Carlos Eduardo Silva
Tempo: 2 min.

No último sábado, 3 de janeiro, os Estados Unidos conduziram um ataque militar em larga escala na Venezuela, resultando na captura do presidente Nicolás Maduro e de sua esposa. O presidente americano, Donald Trump, anunciou a operação em sua rede social, afirmando que os dois foram levados de avião para fora do país sul-americano. Este evento representa uma escalada sem precedentes nas relações entre os dois países, que já estavam tensas há anos devido a questões políticas e econômicas.

O governo venezuelano reagiu de forma contundente, classificando a ação como uma “agressão militar gravíssima” e exigindo provas de vida de Maduro e sua esposa. A operação militar dos EUA foi precedida por meses de posicionamento de forças na região, incluindo a presença de navios de guerra no Mar do Caribe. A resposta de aliados como Rússia e Irã também foi rápida, condenando o ataque e pedindo intervenção do Conselho de Segurança da ONU para evitar uma escalada maior de violência.
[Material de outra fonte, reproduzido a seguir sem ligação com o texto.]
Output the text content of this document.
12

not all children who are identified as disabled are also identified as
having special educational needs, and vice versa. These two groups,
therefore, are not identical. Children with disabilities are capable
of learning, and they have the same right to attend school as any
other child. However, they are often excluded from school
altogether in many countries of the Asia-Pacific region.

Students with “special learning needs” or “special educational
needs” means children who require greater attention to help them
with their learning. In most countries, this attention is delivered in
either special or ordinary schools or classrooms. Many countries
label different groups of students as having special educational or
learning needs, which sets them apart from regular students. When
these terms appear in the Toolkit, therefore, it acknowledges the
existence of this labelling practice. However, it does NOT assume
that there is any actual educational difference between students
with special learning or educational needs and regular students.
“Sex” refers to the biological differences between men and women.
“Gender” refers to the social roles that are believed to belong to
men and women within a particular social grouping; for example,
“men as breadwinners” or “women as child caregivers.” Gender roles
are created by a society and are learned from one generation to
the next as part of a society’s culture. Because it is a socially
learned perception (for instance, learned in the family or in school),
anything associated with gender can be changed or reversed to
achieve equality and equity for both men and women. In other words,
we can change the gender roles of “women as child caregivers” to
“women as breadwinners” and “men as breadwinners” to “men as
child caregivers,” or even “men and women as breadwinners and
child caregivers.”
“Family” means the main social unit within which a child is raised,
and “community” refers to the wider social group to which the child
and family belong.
As implicações deste ataque são profundas, não apenas para a Venezuela, mas para a dinâmica geopolítica na América Latina. A ação dos EUA pode levar a uma intensificação das tensões regionais e a mobilizações em defesa do governo venezuelano. Além disso, a resposta internacional e a possibilidade de sanções ou intervenções adicionais poderão moldar o futuro da política na região, refletindo a crescente polarização entre os Estados Unidos e seus opositores globais.